Supporting those of you who stay awake for the rest of us
NUVIGIL is a prescription medicine used to improve wakefulness in adults who experience excessive sleepiness (ES) due to shift work disorder (SWD). Ask your doctor about ES due to SWD and if NUVIGIL could be right for you.
Several things add to my taken abackedness:
1) The condition of being really, really sleepy now has its own acronym?!?
2) While I can understand the brand name, NUVIGIL (when I stop pronouncing it "noovih-gill" and start saying "new vigil"), I'm puzzled as to why the generic name for this world-saving substance is ARMODAFINIL...sounds like a cross between an armadillo and a flower. Unless maybe instead of "armo DAF ih nill" it's supposed to be "armo da final"...like preparing a student for a very important test.

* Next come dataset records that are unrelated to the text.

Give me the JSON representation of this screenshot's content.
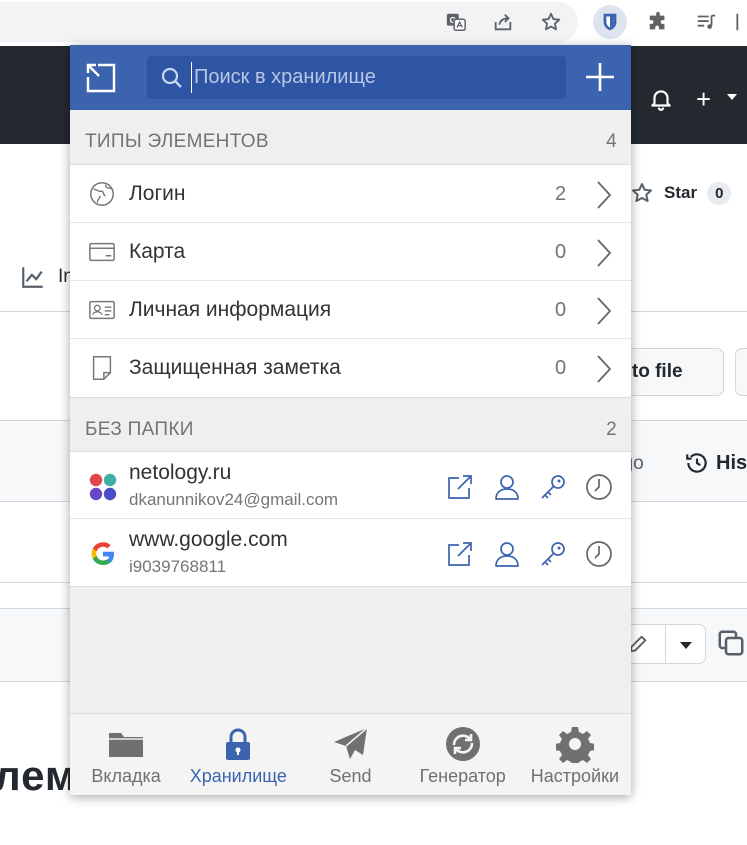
{
  "search": {
    "placeholder": "Поиск в хранилище"
  },
  "types_section": {
    "title": "ТИПЫ ЭЛЕМЕНТОВ",
    "count": "4"
  },
  "types": [
    {
      "label": "Логин",
      "count": "2",
      "icon": "globe-icon"
    },
    {
      "label": "Карта",
      "count": "0",
      "icon": "credit-card-icon"
    },
    {
      "label": "Личная информация",
      "count": "0",
      "icon": "id-card-icon"
    },
    {
      "label": "Защищенная заметка",
      "count": "0",
      "icon": "note-icon"
    }
  ],
  "folder_section": {
    "title": "БЕЗ ПАПКИ",
    "count": "2"
  },
  "items": [
    {
      "name": "netology.ru",
      "username": "dkanunnikov24@gmail.com",
      "icon": "netology-favicon"
    },
    {
      "name": "www.google.com",
      "username": "i9039768811",
      "icon": "google-favicon"
    }
  ],
  "tabs": [
    {
      "label": "Вкладка",
      "icon": "folder-icon",
      "active": false
    },
    {
      "label": "Хранилище",
      "icon": "lock-icon",
      "active": true
    },
    {
      "label": "Send",
      "icon": "send-icon",
      "active": false
    },
    {
      "label": "Генератор",
      "icon": "refresh-icon",
      "active": false
    },
    {
      "label": "Настройки",
      "icon": "gear-icon",
      "active": false
    }
  ],
  "background_page": {
    "star_label": "Star",
    "star_count": "0",
    "insights_label": "In",
    "go_to_file_label": "o to file",
    "ago_text": "ago",
    "history_label": "His",
    "heading_fragment": "лем"
  },
  "colors": {
    "accent": "#3c64ae",
    "header_dark": "#24292f",
    "icon_blue": "#3c64ae"
  }
}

3) For nine years, I worked from 11:00 at night to 7:30 in the morning. (Not doing anything nearly as important or exciting as fighting fires, tending the sick, or managing -uh- plants; no, no, no...I was proofreading prospectuses for mutual funds.) All that time, I thought my being really, really sleepy was due to a) not getting a good day's sleep; and b) the extremely boring (EB) nature of my duties (MD). As it turns out, it was a medical condition! I was suffering from SWD! I could have joined the ranks of women everywhere who blame their innate crabbiness on PMS and declared, "Hey! It's not my fault I keep falling asleep and writing nonsensical marginal notes like 'bold, no sugar;' I've got SWD!"
4) The fine print is rather worrisome: NUVIGIL may cause serious side effects including a serious rash or a serious allergic reaction that may affect parts of your body such as your liver or blood cells, and may result in hospitalization and be life-threatening.
Seriously? But hey, baby, you'll be awake!
If you develop a skin rash, hives, sores in your mouth, blisters, swelling, peeling, or yellowing of the skin or eyes, trouble swallowing or breathing, dark urine, or fever, stop taking NUVIGIL and call your doctor right away or get emergency help.
Gee...ya think?!? "My eyes are yellow and peeling, and I can't really breathe, but gimme those pills so I can stay awake for what is apparently my imminent death."
Do not drive a car or do other dangerous activities until you and your doctor know how NUVIGIL affects you.
Translation: We're marketing this as a way to do battle with ES due to SWD, but until you pop these pills in your mouth and swallow them, it's only a best guess as to what it will do to you. That'll be $49.99, please.
And now you know why it's called Practicing Medicine (PM).